First, we present Diffusion Nets, a new deep learning neural-network architecture. We employ deep learning from a manifold learning perspective, by explicitly incorporating a manifold embedding of the data in the deep learning framework, constructing a geometric autoencoder. We propose to add the diffusion embedding of the training data in training the network and introduce new neural net constraints that preserve the local geometry of the data. The Diffusion Nets architecture consists of two components, an encoder and a decoder, that learn the direct and inverse mapping between a high-dimensional dataset and its low-dimensional manifold embedding. Stacked together, the two form a deep autoencoder, which maps the data to itself, as seen through the embedding. The three new networks enable us to solve three closely related problems in manifold learning: (a) out-of-sample function extension of the manifold embedding to new test points, (b) mapping points from the embedding to the data space (pre-image solution), and (c) anomaly detection on test data.

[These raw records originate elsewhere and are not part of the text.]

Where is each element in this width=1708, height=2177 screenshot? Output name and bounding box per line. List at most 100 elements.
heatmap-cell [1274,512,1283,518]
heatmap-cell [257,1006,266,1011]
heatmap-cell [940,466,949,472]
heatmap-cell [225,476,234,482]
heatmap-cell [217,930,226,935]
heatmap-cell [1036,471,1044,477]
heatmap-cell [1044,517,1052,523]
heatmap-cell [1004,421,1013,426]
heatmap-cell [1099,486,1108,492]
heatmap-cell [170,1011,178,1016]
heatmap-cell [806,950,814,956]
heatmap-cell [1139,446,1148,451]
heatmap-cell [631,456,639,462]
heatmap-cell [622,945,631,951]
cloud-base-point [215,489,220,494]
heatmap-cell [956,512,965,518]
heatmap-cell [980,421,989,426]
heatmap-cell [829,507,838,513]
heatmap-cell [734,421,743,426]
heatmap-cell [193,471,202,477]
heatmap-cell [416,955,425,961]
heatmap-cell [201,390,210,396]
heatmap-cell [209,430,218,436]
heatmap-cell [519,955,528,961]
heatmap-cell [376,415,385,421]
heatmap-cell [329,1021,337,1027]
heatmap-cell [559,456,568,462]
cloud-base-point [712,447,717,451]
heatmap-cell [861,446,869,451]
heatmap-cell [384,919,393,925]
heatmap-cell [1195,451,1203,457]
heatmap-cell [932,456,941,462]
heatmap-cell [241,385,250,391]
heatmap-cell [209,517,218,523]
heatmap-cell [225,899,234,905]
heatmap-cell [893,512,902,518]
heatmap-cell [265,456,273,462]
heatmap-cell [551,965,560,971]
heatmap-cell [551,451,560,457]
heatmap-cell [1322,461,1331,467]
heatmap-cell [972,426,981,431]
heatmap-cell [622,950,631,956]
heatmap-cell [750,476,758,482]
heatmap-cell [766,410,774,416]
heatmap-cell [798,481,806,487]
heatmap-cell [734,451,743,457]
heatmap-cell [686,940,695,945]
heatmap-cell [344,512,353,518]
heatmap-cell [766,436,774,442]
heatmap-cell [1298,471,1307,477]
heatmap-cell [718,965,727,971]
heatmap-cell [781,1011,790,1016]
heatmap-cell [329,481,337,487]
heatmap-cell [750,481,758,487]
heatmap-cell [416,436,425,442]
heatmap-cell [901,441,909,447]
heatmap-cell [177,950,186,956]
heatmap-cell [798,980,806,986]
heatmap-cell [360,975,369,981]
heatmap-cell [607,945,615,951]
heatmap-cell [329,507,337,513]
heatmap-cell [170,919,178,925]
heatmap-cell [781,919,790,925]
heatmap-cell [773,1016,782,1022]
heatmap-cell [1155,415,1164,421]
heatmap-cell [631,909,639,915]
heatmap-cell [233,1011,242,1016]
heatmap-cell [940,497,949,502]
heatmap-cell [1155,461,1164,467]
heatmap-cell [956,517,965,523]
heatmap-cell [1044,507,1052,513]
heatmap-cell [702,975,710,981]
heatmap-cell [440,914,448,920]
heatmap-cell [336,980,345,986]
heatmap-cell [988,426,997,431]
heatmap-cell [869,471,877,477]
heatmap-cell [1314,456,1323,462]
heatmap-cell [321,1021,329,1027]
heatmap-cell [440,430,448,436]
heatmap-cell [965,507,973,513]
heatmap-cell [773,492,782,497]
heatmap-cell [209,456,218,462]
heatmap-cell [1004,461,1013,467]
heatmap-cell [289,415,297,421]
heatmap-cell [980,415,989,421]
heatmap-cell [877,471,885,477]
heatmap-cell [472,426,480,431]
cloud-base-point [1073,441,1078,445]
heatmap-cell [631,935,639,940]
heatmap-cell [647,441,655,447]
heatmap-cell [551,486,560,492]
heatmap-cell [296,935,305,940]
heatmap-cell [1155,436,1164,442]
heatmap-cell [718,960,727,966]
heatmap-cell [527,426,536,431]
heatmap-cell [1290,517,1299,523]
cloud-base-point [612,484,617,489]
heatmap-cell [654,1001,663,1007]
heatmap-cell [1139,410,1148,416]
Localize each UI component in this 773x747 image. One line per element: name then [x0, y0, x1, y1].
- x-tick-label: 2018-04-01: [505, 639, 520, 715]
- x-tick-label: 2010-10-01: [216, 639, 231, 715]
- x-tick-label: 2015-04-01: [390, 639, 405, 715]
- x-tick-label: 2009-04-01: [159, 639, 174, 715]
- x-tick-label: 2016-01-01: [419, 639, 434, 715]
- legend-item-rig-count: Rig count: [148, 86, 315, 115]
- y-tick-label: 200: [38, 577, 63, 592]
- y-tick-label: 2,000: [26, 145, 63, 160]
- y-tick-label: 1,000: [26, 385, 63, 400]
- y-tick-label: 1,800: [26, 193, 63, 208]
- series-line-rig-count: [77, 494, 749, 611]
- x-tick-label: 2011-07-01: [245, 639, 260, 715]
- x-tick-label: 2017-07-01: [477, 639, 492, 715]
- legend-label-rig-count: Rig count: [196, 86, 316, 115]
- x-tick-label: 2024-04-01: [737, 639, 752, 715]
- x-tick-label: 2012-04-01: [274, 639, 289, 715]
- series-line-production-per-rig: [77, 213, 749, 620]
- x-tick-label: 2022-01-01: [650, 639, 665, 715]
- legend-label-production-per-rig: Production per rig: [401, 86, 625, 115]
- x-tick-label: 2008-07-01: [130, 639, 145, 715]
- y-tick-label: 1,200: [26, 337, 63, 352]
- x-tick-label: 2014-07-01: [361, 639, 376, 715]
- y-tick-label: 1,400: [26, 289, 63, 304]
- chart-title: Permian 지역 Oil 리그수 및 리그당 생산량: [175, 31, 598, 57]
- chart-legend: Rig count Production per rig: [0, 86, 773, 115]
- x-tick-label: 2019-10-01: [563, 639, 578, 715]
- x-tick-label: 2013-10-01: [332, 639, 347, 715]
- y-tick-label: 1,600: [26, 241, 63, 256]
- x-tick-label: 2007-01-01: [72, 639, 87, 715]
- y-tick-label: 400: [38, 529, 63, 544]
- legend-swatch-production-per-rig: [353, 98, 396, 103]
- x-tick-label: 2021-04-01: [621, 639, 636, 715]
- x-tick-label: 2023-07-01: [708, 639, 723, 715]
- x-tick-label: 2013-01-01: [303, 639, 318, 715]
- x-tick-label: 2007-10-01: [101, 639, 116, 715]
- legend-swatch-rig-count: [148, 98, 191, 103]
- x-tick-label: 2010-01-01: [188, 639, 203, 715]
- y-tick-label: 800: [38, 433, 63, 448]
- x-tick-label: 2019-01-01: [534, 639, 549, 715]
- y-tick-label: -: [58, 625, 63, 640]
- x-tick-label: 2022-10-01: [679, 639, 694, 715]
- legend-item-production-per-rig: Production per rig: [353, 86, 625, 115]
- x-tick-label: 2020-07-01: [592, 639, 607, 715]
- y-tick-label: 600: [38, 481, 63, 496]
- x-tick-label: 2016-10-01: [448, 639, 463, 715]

In the second half of my thesis, we focus on geometry-based manifold learning techniques for unsupervised anomaly detection and supervised target detection in images. When applying manifold learning techniques to large datasets or when extending from a training set to a test set, out-of-sample function extensions methods are used to calculate the embedding for new points. We analyze the limitations in applying out-of-sample function extension for manifold learning in these scenarios and propose a robust solution. In addressing anomaly detection, we propose a multiscale approach that overcomes these limitations, learning a new representation for both the background and the outliers. We present and compare two new detection scores based on the noise-robust diffusion distance.


Finally we propose a new supervised metric for target detection, based on calculating a local model for each training point using its local neighborhood within the training set. We show that by controlling the measure of locality defining these neighborhoods, one can construct a metric that is invariant to perturbations in the appearance of the target. We show that this invariance has an intuitive meaning in the patch space, and analyze how the local neighborhood construction yields an invariance to implicit factors in the intrinsic parameter space. Incorporating this metric in a supervised graph framework, we construct a low-dimensional global embedding of the test set and present a new efficient detection score. We demonstrate that our solutions are robust and independent of the imaging sensor, achieving impressive results on challenging remote sensing datasets.